Sábado, 27 De Abril De 2024
O que queremos da IA?


O que está por trás da pergunta sobre regulação?

Na semana passada, um recém-criado Conselho de Inteligência Artificial e Sociedade lançou uma consulta pública com uma pergunta tão ampla quanto capciosa: o que o Brasil quer da inteligência artificial?


A consulta pública – que apresenta como aberta e participativa, mas é encabeçada por instituições privadas e tem como conselheiros representantes de empresas interessadas – foi lançada em um momento crucial.


Na quarta-feira, 24, o senador Eduardo Gomes, do PL do Tocantins, apresentou o relatório preliminar sobre regulação de IA, fruto do trabalho da Comissão Temporária Interna criada pelo Senado para discutir o tema.


Gomes disse que é uma proposta "pró-inovação e protetiva de direitos". "O Brasil não será colonizado na corrida pela inteligência artificial. A regulação não é urgente. Urgente é a proteção dos direitos do cidadão", ele declarou.


O texto prevê diretrizes gerais, como o desenvolvimento de IA pautado na ética, a avaliação prévia de riscos dos sistemas e a obrigatoriedade de "avaliação de impacto algorítmico", além da proteção aos direitos autorais – já que obras criativas são utilizadas para treinamento de IA.


Só que, ao mesmo tempo, sua proposta prevê o uso de uma das mais perigosas aplicações de inteligência artificial: a identificação biométrica à distância – como o reconhecimento facial – que será permitida para fins de investigação e repressão de crimes.


Esses sistemas, sabemos, são discriminatórios e falhos, sobretudo por automatizar o encarceramento e a criminalização da população negra.

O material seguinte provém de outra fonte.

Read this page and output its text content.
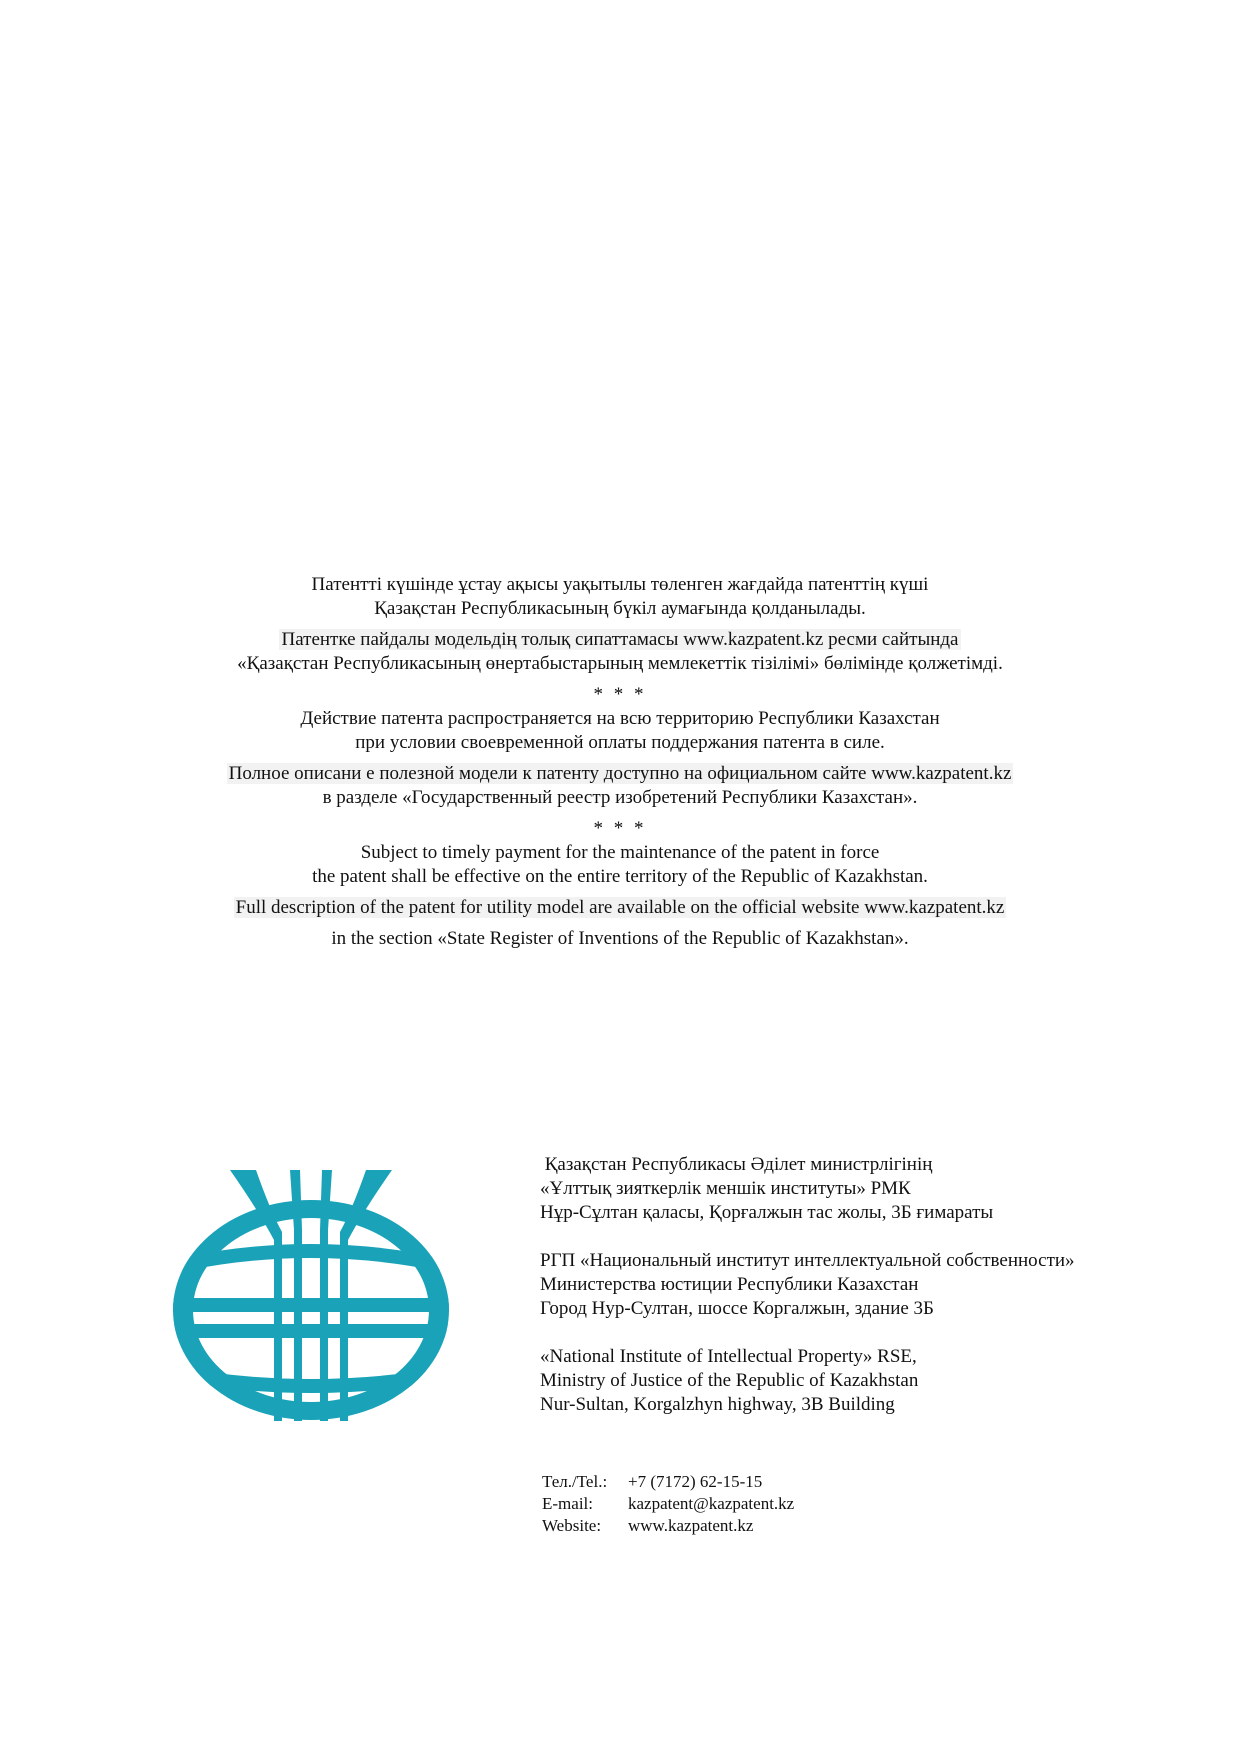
Патентті күшінде ұстау ақысы уақытылы төленген жағдайда патенттің күші
Қазақстан Республикасының бүкіл аумағында қолданылады.
Патентке пайдалы модельдің толық сипаттамасы www.kazpatent.kz ресми сайтында
«Қазақстан Республикасының өнертабыстарының мемлекеттік тізілімі» бөлімінде қолжетімді.
* * *
Действие патента распространяется на всю территорию Республики Казахстан
при условии своевременной оплаты поддержания патента в силе.
Полное описани е полезной модели к патенту доступно на официальном сайте www.kazpatent.kz
в разделе «Государственный реестр изобретений Республики Казахстан».
* * *
Subject to timely payment for the maintenance of the patent in force
the patent shall be effective on the entire territory of the Republic of Kazakhstan.
Full description of the patent for utility model are available on the official website www.kazpatent.kz
in the section «State Register of Inventions of the Republic of Kazakhstan».
Қазақстан Республикасы Әділет министрлігінің
«Ұлттық зияткерлік меншік институты» РМК
Нұр-Сұлтан қаласы, Қорғалжын тас жолы, 3Б ғимараты
РГП «Национальный институт интеллектуальной собственности»
Министерства юстиции Республики Казахстан
Город Нур-Султан, шоссе Коргалжын, здание 3Б
«National Institute of Intellectual Property» RSE,
Ministry of Justice of the Republic of Kazakhstan
Nur-Sultan, Korgalzhyn highway, 3B Building
Тел./Tel.: +7 (7172) 62-15-15
E-mail: kazpatent@kazpatent.kz
Website: www.kazpatent.kz
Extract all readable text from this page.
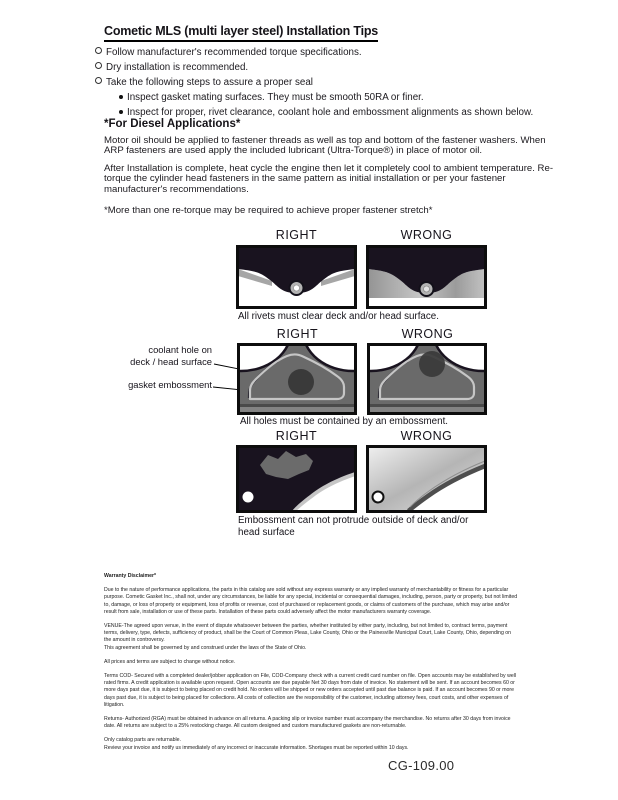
Cometic MLS (multi layer steel) Installation Tips
Follow manufacturer's recommended torque specifications.
Dry installation is recommended.
Take the following steps to assure a proper seal
Inspect gasket mating surfaces. They must be smooth 50RA or finer.
Inspect for proper, rivet clearance, coolant hole and embossment alignments as shown below.
*For Diesel Applications*
Motor oil should be applied to fastener threads as well as top and bottom of the fastener washers. When ARP fasteners are used apply the included lubricant (Ultra-Torque®) in place of motor oil.
After Installation is complete, heat cycle the engine then let it completely cool to ambient temperature. Re-torque the cylinder head fasteners in the same pattern as initial installation or per your fastener manufacturer's recommendations.
*More than one re-torque may be required to achieve proper fastener stretch*
RIGHT	WRONG
All rivets must clear deck and/or head surface.
RIGHT	WRONG
coolant hole on
deck / head surface
gasket embossment
All holes must be contained by an embossment.
RIGHT	WRONG
Embossment can not protrude outside of deck and/or head surface
Warranty Disclaimer*

Due to the nature of performance applications, the parts in this catalog are sold without any express warranty or any implied warranty of merchantability or fitness for a particular purpose. Cometic Gasket Inc., shall not, under any circumstances, be liable for any special, incidental or consequential damages, including, person, party or property, but not limited to, damage, or loss of property or equipment, loss of profits or revenue, cost of purchased or replacement goods, or claims of customers of the purchase, which may arise and/or result from sale, installation or use of these parts. Installation of these parts could adversely affect the motor manufacturers warranty coverage.

VENUE-The agreed upon venue, in the event of dispute whatsoever between the parties, whether instituted by either party, including, but not limited to, contract terms, payment terms, delivery, type, defects, sufficiency of product, shall be the Court of Common Pleas, Lake County, Ohio or the Painesville Municipal Court, Lake County, Ohio, depending on the amount in controversy.

This agreement shall be governed by and construed under the laws of the State of Ohio.

All prices and terms are subject to change without notice.

Terms COD- Secured with a completed dealer/jobber application on File, COD-Company check with a current credit card number on file. Open accounts may be established by well rated firms. A credit application is available upon request. Open accounts are due payable Net 30 days from date of invoice. No statement will be sent. If an account becomes 60 or more days past due, it is subject to being placed on credit hold. No orders will be shipped or new orders accepted until past due balance is paid. If an account becomes 90 or more days past due, it is subject to being placed for collections. All costs of collection are the responsibility of the customer, including attorney fees, court costs, and other expenses of litigation.

Returns- Authorized (RGA) must be obtained in advance on all returns. A packing slip or invoice number must accompany the merchandise. No returns after 30 days from invoice date. All returns are subject to a 25% restocking charge. All custom designed and custom manufactured gaskets are non-returnable.

Only catalog parts are returnable.

Review your invoice and notify us immediately of any incorrect or inaccurate information. Shortages must be reported within 10 days.

CG-109.00
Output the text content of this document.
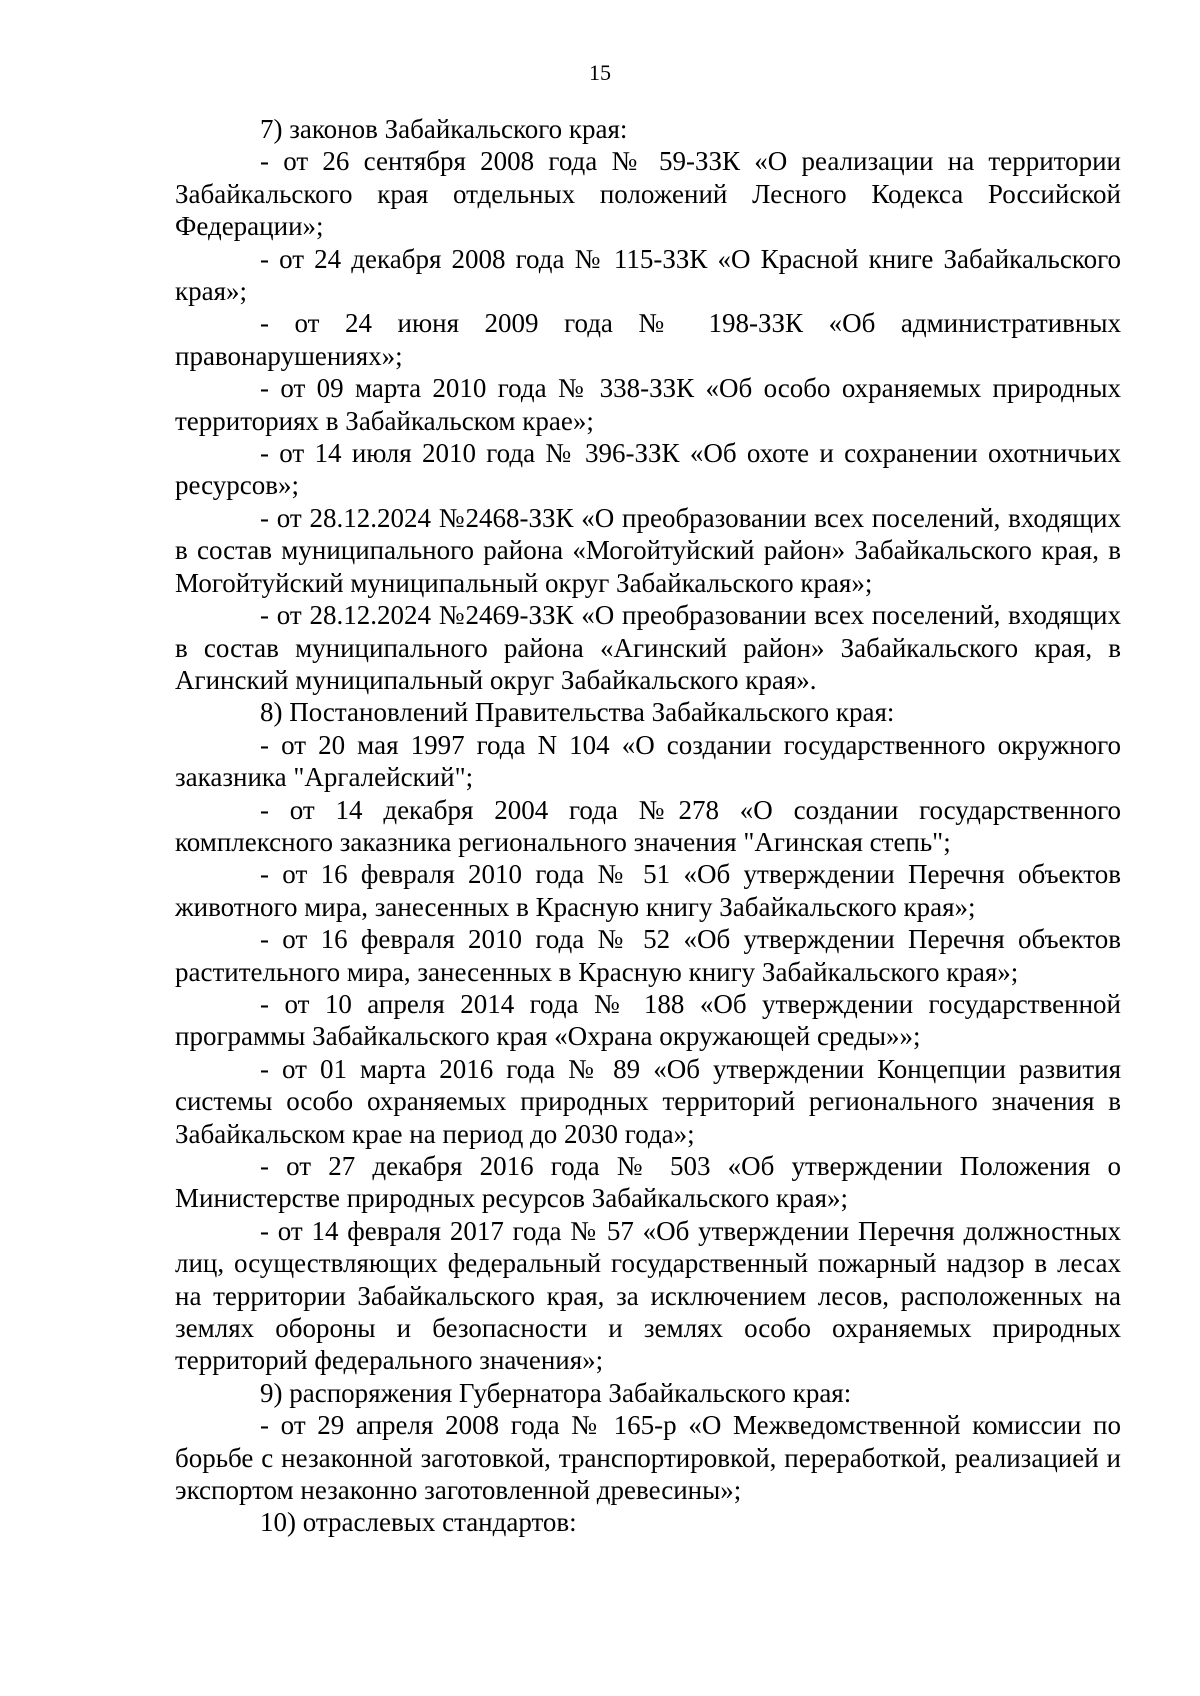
15

7) законов Забайкальского края:

- от 26 сентября 2008 года № 59-ЗЗК «О реализации на территории Забайкальского края отдельных положений Лесного Кодекса Российской Федерации»;

- от 24 декабря 2008 года № 115-ЗЗК «О Красной книге Забайкальского края»;

- от 24 июня 2009 года № 198-ЗЗК «Об административных правонарушениях»;

- от 09 марта 2010 года № 338-ЗЗК «Об особо охраняемых природных территориях в Забайкальском крае»;

- от 14 июля 2010 года № 396-ЗЗК «Об охоте и сохранении охотничьих ресурсов»;

- от 28.12.2024 №2468-ЗЗК «О преобразовании всех поселений, входящих в состав муниципального района «Могойтуйский район» Забайкальского края, в Могойтуйский муниципальный округ Забайкальского края»;

- от 28.12.2024 №2469-ЗЗК «О преобразовании всех поселений, входящих в состав муниципального района «Агинский район» Забайкальского края, в Агинский муниципальный округ Забайкальского края».

8) Постановлений Правительства Забайкальского края:

- от 20 мая 1997 года N 104 «О создании государственного окружного заказника "Аргалейский";

- от 14 декабря 2004 года №278 «О создании государственного комплексного заказника регионального значения "Агинская степь";

- от 16 февраля 2010 года № 51 «Об утверждении Перечня объектов животного мира, занесенных в Красную книгу Забайкальского края»;

- от 16 февраля 2010 года № 52 «Об утверждении Перечня объектов растительного мира, занесенных в Красную книгу Забайкальского края»;

- от 10 апреля 2014 года № 188 «Об утверждении государственной программы Забайкальского края «Охрана окружающей среды»»;

- от 01 марта 2016 года № 89 «Об утверждении Концепции развития системы особо охраняемых природных территорий регионального значения в Забайкальском крае на период до 2030 года»;

- от 27 декабря 2016 года № 503 «Об утверждении Положения о Министерстве природных ресурсов Забайкальского края»;

- от 14 февраля 2017 года № 57 «Об утверждении Перечня должностных лиц, осуществляющих федеральный государственный пожарный надзор в лесах на территории Забайкальского края, за исключением лесов, расположенных на землях обороны и безопасности и землях особо охраняемых природных территорий федерального значения»;

9) распоряжения Губернатора Забайкальского края:

- от 29 апреля 2008 года № 165-р «О Межведомственной комиссии по борьбе с незаконной заготовкой, транспортировкой, переработкой, реализацией и экспортом незаконно заготовленной древесины»;

10) отраслевых стандартов:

Mas são muito bons como propagandas de governos e para torrar dinheiro público.


Mas piora. O projeto apresentado também prevê o uso de armas autônomas, letais ou não, com uma vaga condição de "controle humano significativo". Para entender os problemas disso, basta olhar para o que Israel está fazendo em Gaza, que eu contei neste mesmo espaço três semanas atrás.


A proposta está em discussão no Senado. Depois, ainda deve passar pela Câmara. Enquanto o texto é debatido no Congresso, o Conselho de Inteligência Artificial e Sociedade lançou sua consulta paralela: o que o Brasil quer da inteligência artificial?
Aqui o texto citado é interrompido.